Mathematical modeling and modern control based validation of automotive smart power window

Abstract

The power window control is the mechanism to control the movement of the power window in vehicles automatically in upward, downward direction and control its motion using position, current and flexi force sensors along with multiple digital switches as the replacement of conventional or manual controlled hand based crank system. The research work focuses on the model-based development and testing of miniaturized scale controller for automotive smart power window, hardware in loop testing using dSPACE simulator.

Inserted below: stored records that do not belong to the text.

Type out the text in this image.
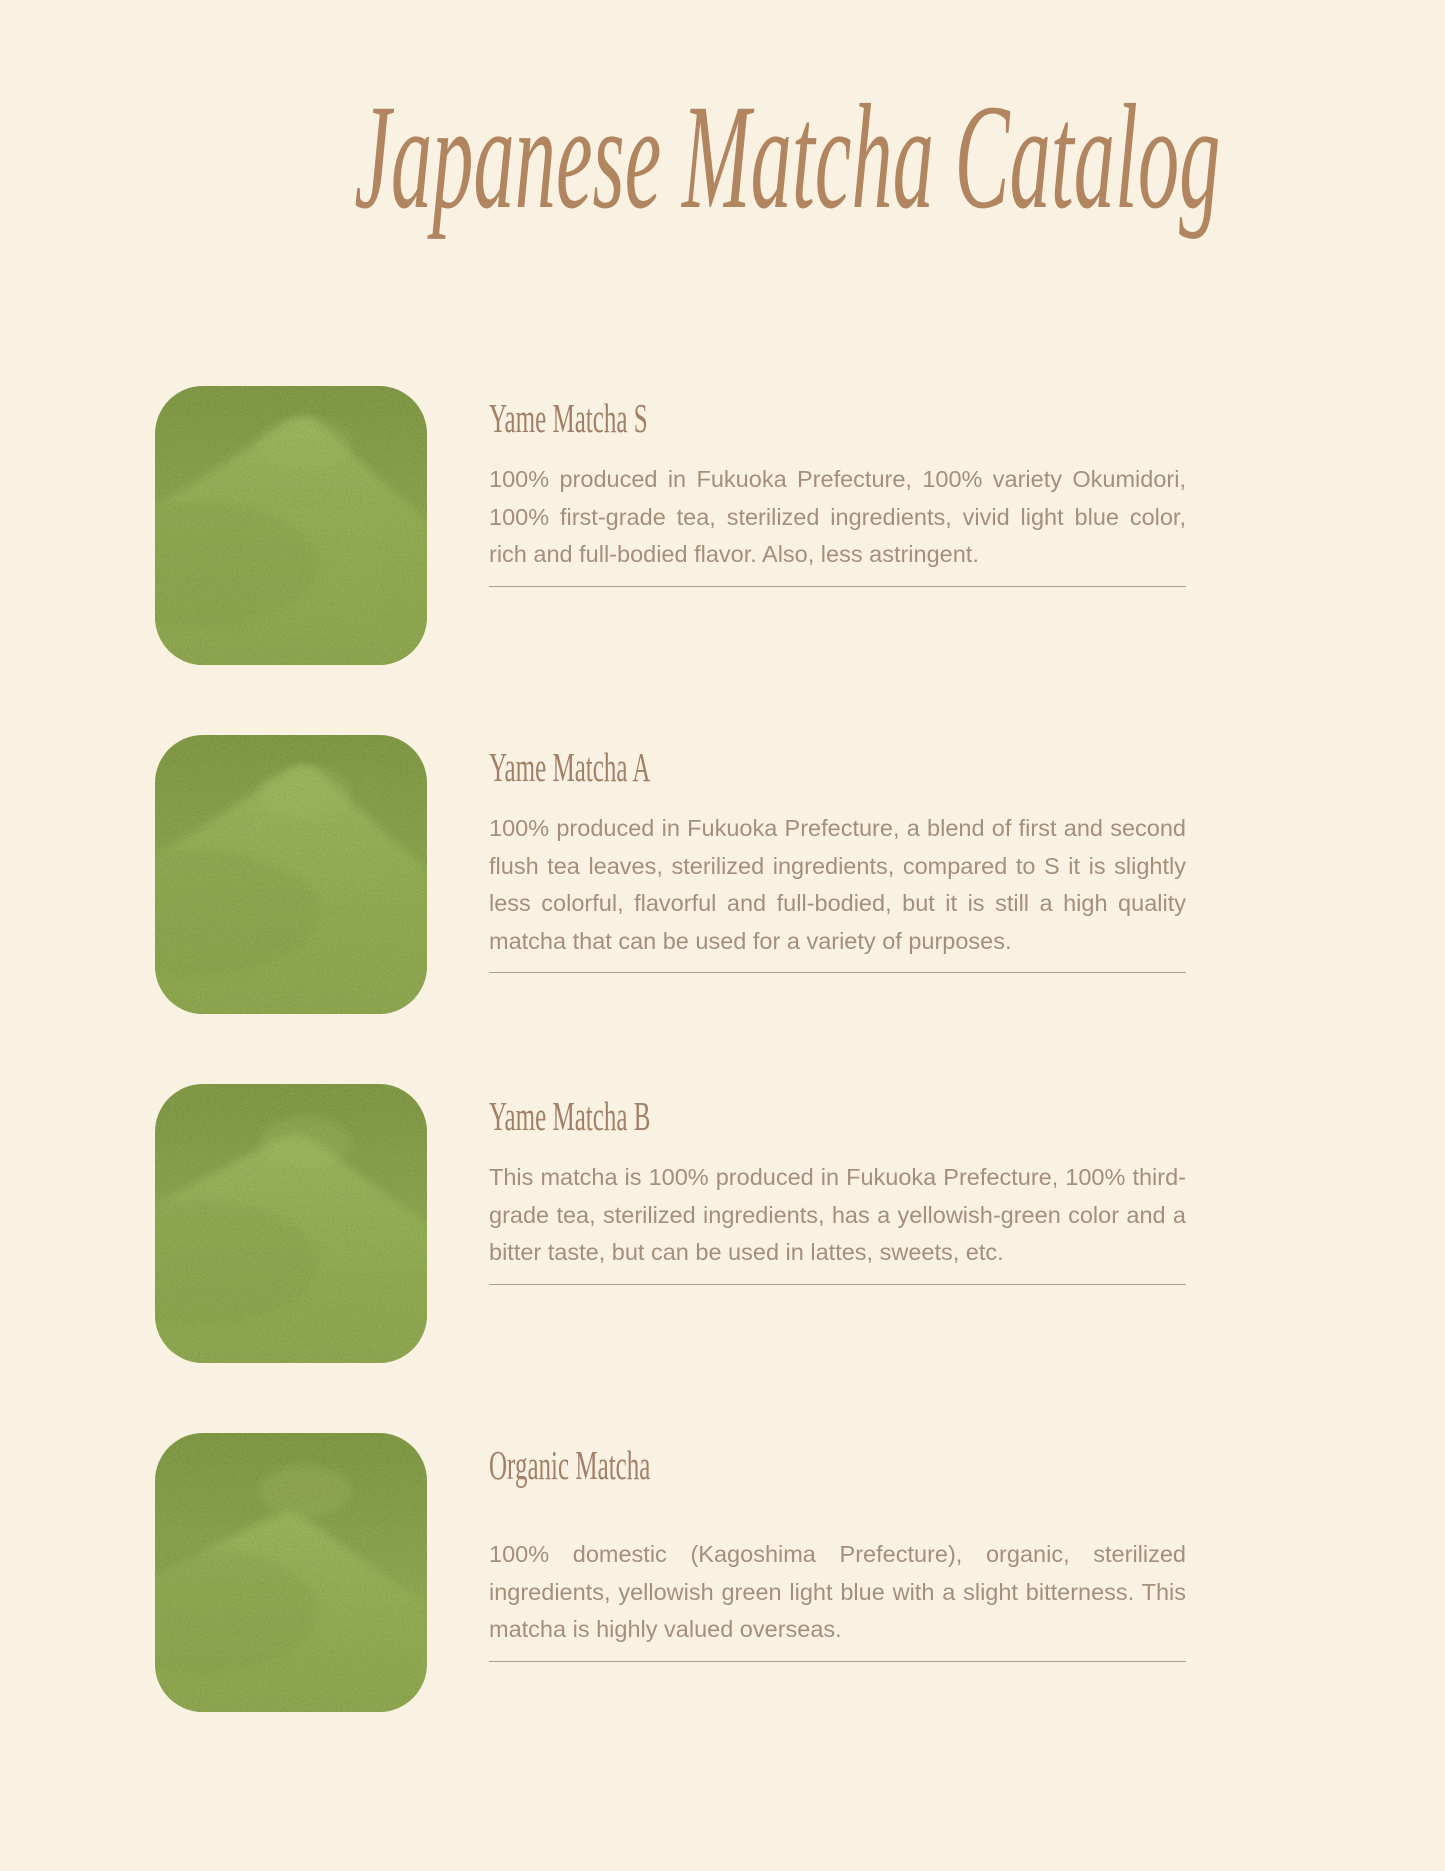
Japanese Matcha Catalog
Yame Matcha S

100% produced in Fukuoka Prefecture, 100% variety Okumidori, 100% first-grade tea, sterilized ingredients, vivid light blue color, rich and full-bodied flavor. Also, less astringent.

Yame Matcha A

100% produced in Fukuoka Prefecture, a blend of first and second flush tea leaves, sterilized ingredients, compared to S it is slightly less colorful, flavorful and full-bodied, but it is still a high quality matcha that can be used for a variety of purposes.

Yame Matcha B

This matcha is 100% produced in Fukuoka Prefecture, 100% third-grade tea, sterilized ingredients, has a yellowish-green color and a bitter taste, but can be used in lattes, sweets, etc.

Organic Matcha

100% domestic (Kagoshima Prefecture), organic, sterilized ingredients, yellowish green light blue with a slight bitterness. This matcha is highly valued overseas.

The controller is interfaced with physical power window setup to demonstrate, plant model which works ongoing recreation on ACE 1104 moderate size test system and estimate the hardware utilization on dSPACE controller kit.The experimental work is carried out for the same to provide the desired precision due to the testing limitation in real time vehicle. The Hardware in loop testing (HIL) set up is utilized to analyze the different manual and sensory input functionalities in Indian drive cycles. The DC motor is interfaced to the controller as the main building block of the power window system. For the effective development of anti-pinch detection algorithm, requires current and flexi force sensory data which helps to build an improved version of automotive smart power window system which will reduce the risk of safety. The fault identification algorithm requires pinch torque and valid obstacle during its operation in the design of anti-pinch detection algorithm. The motor movement is based on the decision tree algorithm and control actions are performed based on decision tree classifier. The system behavior is presented in based on the algorithm and testing environment to support the window function and its movements in upward and downward direction.